Dua puluhan hit ABBA dibawakan para penyanyi bergantian: I Have A Dream, Fernando, Chiquitita, SOS, The Name of the Game, Voulez Vous, dan lainnya. Penonton di kursi VVIP dan VIP, umumnya berumur lebih tua, menghadap tepat ke panggung. Lebih banyak duduk, para pasangan setengah baya itu sesekali bergoyang juga.
Sebagian besar dari 2.000-an penonton yang menebus tiket Rp 100-750 ribu berusia lebih muda. Yang muda umumnya mengenal ABBA dari koleksi kaset orang tua.

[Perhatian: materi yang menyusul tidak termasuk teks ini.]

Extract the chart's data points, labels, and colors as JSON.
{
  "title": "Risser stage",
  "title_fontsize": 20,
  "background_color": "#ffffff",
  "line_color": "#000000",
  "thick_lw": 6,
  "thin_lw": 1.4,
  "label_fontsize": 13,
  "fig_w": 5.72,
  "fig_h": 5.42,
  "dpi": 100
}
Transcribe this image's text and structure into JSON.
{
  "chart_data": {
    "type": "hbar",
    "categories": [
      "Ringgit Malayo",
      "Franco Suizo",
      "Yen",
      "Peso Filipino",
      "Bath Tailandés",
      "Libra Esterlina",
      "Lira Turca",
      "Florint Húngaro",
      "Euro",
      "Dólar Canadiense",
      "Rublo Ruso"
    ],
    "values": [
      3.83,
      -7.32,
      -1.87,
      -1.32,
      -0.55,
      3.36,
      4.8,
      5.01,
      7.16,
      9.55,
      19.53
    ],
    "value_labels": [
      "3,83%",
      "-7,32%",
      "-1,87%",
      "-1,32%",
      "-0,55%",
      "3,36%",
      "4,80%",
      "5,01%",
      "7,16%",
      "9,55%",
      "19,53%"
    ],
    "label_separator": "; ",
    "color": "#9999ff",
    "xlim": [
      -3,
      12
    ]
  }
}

Penonton muda meriuh saban si seksi Agnes Monica, penyanyi muda Vidi Aldiano, dan Mike Mohede naik panggung. Mereka juga bersorak tatkala penyanyi cilik Patton, biduan Titi Dwijayati, dan Elfa’s Singers naik panggung. Penyanyi bergantian masuk, nyaris tak menyapa penonton. Konsep penampilan susul-menyusul memang membuat penyanyi tak berbasa-basi. Tema 1970-an dinyalakan melalui tata panggung dan kostum.
Suasana menghangat pada lagu ke-16. Menemani Elfa’s Singers menyanyikan Mamma Mia, puluhan penari bendera masuk. Mereka menyebar ke seluruh panggung, memutar dan mengibarkan bendera warna-warni. Ada yang lincah memainkan tongkat di tangan. Paduan seru itu dihadiahi aplaus meriah.
Dalam orkestrasi musik, Andi Rianto tidak banyak memperlihatkan kreativitasnya. Aransemen dicocokkan dengan karakter penyanyi. Titi D.J., misalnya, banyak membawakan lagu seru macam Money, Money, Money dan, bersama Sita Nursanti, Gimme Gimme. Thank You for the Music dinyanyikan Agnes Monica dengan lambat. Seksi string memberi sentuhan sedih, Andi menutup dengan solo piano. Orkestrasi Andi—ia mengisi musik skor film dari Ca Bau Kan, Mengejar Matahari, hingga Kuntilanak 2 dan Pocong 3—berbeda dengan, misalnya, Twilite Orchestra, yang suka ”menyelundupkan” musik klasik ke telinga muda pendengar lagu pop.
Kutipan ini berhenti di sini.